Marka Biofriendly, dostępna wyłącznie w Rossmannie, proponuje coś, czego na półkach drogerii jeszcze nie było. Bo komu przyszłoby do głowy, że można zrobić z kukurydzy biodegradowalną szczotkę do włosów?
Choć brzmi to nieprawdopodobnie, podstawowym surowcem do produkcji szczotek Biofriendly jest maniok i kukurydza, a konkretnie ekstrakt z jej nasion. To z niego otrzymuje się skrobię roślinną, która poddawana jest następnie fermentacji, a skomplikowany proces polimeryzacji pozwala otrzymać materiał biologiczny w postaci żywicy. I to właśnie z niej powstaje biodegradowalna szczotka do włosów.

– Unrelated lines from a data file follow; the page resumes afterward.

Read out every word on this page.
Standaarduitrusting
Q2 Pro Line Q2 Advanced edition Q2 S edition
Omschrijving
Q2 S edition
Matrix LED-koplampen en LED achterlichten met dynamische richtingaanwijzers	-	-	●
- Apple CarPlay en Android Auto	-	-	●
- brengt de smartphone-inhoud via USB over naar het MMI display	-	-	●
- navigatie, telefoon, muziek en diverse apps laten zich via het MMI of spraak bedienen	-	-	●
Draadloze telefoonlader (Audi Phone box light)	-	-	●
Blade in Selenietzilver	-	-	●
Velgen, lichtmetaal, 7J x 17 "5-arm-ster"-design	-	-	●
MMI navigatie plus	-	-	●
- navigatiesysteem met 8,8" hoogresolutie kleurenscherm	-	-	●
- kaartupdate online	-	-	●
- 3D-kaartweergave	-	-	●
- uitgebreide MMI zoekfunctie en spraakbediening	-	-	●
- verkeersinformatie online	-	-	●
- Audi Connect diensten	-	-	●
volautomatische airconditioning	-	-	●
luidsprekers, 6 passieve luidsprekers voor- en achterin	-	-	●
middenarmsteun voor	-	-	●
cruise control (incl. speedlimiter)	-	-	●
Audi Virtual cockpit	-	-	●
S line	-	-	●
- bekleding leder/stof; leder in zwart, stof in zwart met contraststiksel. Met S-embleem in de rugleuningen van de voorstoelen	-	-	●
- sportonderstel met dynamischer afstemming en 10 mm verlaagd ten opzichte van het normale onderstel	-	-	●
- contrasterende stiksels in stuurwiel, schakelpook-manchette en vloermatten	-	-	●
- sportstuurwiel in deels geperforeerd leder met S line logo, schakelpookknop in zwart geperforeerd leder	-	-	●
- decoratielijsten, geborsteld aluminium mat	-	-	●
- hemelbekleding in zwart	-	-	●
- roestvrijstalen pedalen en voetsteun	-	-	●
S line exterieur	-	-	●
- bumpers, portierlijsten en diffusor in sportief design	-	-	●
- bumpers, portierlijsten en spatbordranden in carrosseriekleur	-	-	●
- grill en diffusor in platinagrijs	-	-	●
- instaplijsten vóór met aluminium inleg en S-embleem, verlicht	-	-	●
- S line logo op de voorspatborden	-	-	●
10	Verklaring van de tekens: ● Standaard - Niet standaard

W naturalnych warunkach szczotki ulegają biodegradacji w ciągu 5 lat. Przekształcają się w dwutlenek węgla i wodę. Zostaje z nich tylko nylonowe włosie, które stanowi 5 proc. masy szczotki. Charakteryzuje się ono elastycznością i wytrzymałością, dzięki czemu doskonale rozczesuje i wygładza każdy rodzaj włosów. Sama szczotka natomiast została tak zaprojektowana, że dopasowuje się do kształtu głowy.
Produkty marki Biofriendly trafiły na półki wszystkich drogerii Rossmann. Są to dwie szczotki duże – w odcieniu bladego różu i beżu oraz dwie szczotki mniejsze w analogicznych odcieniach. Większe kosztują 24,99 zł, a mniejsze 19,99 zł.